Lindt EXCELLENCE Extra Creamy Milk Chocolate Bar, 100g
- 100g x 3 Lindt EXCELLENCE Extra Creamy Milk Chocolate bars, finely chopped
- 2 cups (500ml) 35% cream
- 1/2 cup (150ml) 3.25% milk
- 1/3 cup (80 ml) granulated sugar
- 7 cardamom pods
- 2 tbsp (30 ml) cornstarch
- 1 Tbsp (15 ml) gelatin
- 1/2 tsp (2 ml) kosher salt
- 1/2 cup (125 ml) 35% cream
- 1 tsp (5 ml) vanilla extract
- Grated or shaved Lindt EXCELLENCE Extra Creamy Milk Chocolate Bar
- Fresh berries
Lindt Chocolate In This Recipe
Mix together cream, sugar and milk in a saucepan.
Slightly bruise the cardamom pods with the blade of a knife in order to release their aroma.

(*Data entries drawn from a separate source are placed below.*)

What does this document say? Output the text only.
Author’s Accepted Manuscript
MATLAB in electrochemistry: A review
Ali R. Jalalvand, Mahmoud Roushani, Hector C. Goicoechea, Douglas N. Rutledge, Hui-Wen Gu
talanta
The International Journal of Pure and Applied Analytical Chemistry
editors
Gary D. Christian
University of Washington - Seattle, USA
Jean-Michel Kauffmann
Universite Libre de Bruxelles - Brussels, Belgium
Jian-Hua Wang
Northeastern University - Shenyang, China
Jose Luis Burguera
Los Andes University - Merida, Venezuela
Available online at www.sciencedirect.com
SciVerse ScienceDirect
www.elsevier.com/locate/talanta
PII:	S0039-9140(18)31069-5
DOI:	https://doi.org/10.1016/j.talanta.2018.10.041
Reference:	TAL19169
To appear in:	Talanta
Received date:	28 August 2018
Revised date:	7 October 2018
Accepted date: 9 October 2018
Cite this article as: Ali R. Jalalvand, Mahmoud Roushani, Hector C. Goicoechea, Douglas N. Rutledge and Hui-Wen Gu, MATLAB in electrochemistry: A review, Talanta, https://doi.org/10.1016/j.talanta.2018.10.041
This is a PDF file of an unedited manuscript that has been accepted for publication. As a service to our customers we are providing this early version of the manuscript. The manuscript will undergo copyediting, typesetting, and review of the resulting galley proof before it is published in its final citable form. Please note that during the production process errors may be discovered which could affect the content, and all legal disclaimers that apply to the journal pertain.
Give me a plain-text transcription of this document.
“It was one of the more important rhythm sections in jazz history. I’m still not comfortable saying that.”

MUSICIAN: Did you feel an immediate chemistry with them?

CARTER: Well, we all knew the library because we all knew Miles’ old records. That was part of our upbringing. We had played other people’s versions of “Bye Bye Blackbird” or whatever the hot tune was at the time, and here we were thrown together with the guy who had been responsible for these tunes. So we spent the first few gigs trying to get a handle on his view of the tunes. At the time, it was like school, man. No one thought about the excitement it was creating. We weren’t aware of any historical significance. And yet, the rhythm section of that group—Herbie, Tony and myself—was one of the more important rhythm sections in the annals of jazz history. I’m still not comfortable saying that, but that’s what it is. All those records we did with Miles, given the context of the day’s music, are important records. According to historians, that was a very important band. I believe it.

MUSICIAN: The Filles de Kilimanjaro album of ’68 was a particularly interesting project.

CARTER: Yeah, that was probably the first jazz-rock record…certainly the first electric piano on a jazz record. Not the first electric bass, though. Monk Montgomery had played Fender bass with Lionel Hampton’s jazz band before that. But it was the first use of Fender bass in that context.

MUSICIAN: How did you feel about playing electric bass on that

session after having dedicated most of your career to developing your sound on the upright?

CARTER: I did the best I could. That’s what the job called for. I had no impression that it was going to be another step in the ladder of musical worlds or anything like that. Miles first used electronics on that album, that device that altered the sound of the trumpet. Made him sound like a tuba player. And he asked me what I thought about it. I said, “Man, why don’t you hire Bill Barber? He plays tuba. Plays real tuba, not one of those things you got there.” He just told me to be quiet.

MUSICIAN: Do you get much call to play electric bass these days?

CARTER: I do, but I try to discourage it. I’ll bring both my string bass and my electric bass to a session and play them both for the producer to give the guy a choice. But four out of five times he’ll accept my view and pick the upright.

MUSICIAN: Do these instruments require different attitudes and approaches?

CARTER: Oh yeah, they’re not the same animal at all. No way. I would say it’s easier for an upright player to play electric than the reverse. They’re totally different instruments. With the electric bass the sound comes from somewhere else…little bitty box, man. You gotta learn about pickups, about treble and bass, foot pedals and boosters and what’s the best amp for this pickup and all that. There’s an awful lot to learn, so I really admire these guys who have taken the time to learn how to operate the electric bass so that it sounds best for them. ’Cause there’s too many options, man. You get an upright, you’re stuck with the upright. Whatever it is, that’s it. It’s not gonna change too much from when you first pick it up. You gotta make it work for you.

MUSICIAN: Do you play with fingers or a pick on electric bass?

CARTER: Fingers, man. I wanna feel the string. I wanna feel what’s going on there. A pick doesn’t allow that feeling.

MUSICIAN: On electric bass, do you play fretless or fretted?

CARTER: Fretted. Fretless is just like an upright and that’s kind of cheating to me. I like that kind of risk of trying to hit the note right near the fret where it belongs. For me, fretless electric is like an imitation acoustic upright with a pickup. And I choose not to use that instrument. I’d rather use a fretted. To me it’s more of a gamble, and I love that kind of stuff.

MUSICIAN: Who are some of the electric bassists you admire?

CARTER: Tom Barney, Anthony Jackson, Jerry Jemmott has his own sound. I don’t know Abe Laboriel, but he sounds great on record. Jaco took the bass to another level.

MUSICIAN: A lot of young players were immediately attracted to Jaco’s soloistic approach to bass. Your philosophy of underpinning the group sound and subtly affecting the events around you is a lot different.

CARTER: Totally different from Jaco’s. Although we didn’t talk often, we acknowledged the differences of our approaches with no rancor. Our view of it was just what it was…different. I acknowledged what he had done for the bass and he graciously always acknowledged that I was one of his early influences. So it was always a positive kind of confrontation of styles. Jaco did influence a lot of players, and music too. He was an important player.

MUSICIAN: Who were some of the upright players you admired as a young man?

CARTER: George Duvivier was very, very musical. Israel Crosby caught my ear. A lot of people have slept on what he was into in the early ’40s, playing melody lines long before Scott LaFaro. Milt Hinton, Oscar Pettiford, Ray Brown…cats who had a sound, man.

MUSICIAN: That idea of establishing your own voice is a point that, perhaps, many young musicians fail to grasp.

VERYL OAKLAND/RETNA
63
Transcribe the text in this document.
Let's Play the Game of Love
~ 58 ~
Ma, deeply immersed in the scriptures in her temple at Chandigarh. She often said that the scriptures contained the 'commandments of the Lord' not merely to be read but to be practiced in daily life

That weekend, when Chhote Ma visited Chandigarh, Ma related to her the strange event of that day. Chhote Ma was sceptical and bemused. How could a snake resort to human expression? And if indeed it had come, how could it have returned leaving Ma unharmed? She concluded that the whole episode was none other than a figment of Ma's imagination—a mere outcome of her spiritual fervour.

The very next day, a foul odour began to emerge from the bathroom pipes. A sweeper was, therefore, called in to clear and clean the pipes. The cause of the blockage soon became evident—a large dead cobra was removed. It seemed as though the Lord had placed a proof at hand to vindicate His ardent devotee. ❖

Place in cream mixture and bring to low boil over medium-low heat. Remove from heat. Let steep for 30 minutes, strain out cardamom pods, and discard.
Return strained liquid back to saucepan. Whisk in chocolate until smooth.
Slowly pour 1/2 cup of the cooled chocolate mixture over cornstarch in a bowl and whisk constantly to create a smooth paste. Return the cornstarch mixture back to the saucepan and continue to whisk. This will prevent lumps from forming in the panna cotta. Cook for 4 to 5 minutes over low heat until the mixture starts to thicken slightly, stirring continuously with a whisk.
When mixture has thickened, take pot off heat.
Make gelatin according to packaging directions. Once dissolved, quickly whisk 1/2 cup of chocolate mixture into softened gelatin. Return mixture to saucepan, whisk well.
Portion out into stemmed dessert cups or small glasses. Cover each with plastic wrap and place in fridge. Chill for 4 hours or overnight.
To finish with an optional topping, whip cream with vanilla. Dollop the cream on top of the panna cotta, garnishing with chocolate and berries.